C'était la pure vérité.
« Pourquoi ne voudrait-il pas de toi ? » a demandé Addison en fronçant les sourcils. « Qu'est-ce qui ne va pas ? Tu es belle ! » Elle m’a pincé les joues très fort. « Et tellement mignonne. »
Elle avait pris l'habitude de faire cela quand nous étions enfants et n'avait jamais arrêté depuis.
« Ne fais pas ça. » J’ai libéré mes joues brûlantes de son étau. « Ça fait mal. »
Après un sourire niais en guise de réponse, elle a ajouté : « Ce n'est pas si surprenant que Lucas t’aime bien. Aie confiance en toi, Keily. »
« C'est facile à dire quand on est comme toi. Je ne réponds pas aux critères de beaucoup de gens. Je suis grosse. » Les mots m’ont échappé avant que je ne puisse m'en empêcher.
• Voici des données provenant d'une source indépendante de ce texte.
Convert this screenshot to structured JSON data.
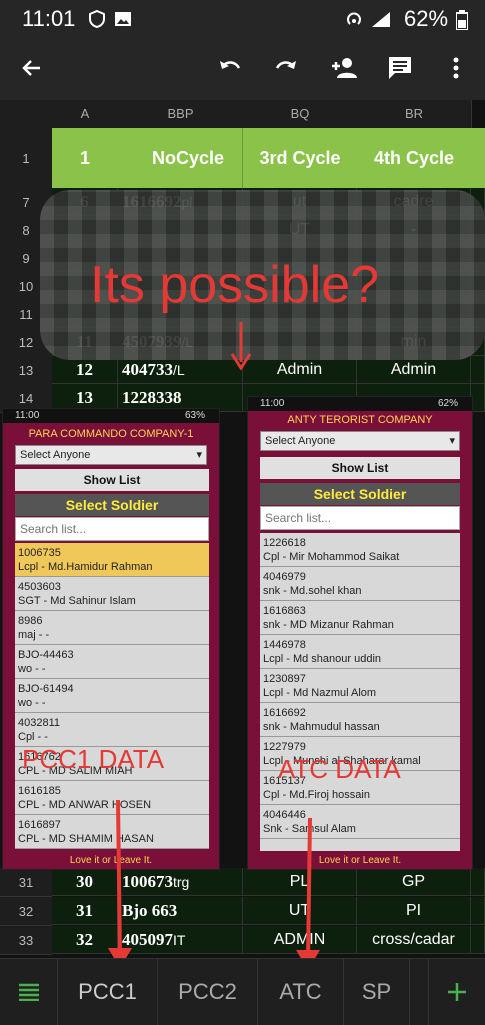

Est-ce que je suis encore ivre ?
« Non, tu n'es pas grosse », a répliqué immédiatement Addison. « Bien sûr, tu es un peu ronde, mais c'est un trait qui te rend unique. Tu devrais en être fière, petite sœur. »
J’ai haussé les épaules. J'étais sûre que beaucoup de gens, y compris James, secoueraient la tête en entendant cela.
« Alors, qu'est-ce qui a interrompu votre baiser ? »
« Euh... je ne me souviens pas exactement », ai-je menti, et je me suis sentie immédiatement mal de l'avoir fait. Addison était si gentille avec moi.
« Eh bien, fais en sorte de ne pas te laisser interrompre la prochaine fois. »
Avant que je ne puisse dire qu'il n'y aurait pas de prochaine fois, elle s’est levée et a frappé Sadhvi durement dans le dos. Toujours endormie, elle a laissé échapper un petit gémissement avant de faire basculer son corps de l'autre côté.
« Je ne me débarrasserai pas d'elle avant cet après-midi », a déclaré Addison dans un long soupir, puis elle s’est tournée vers moi. « Allons-y. Maman doit nous attendre. »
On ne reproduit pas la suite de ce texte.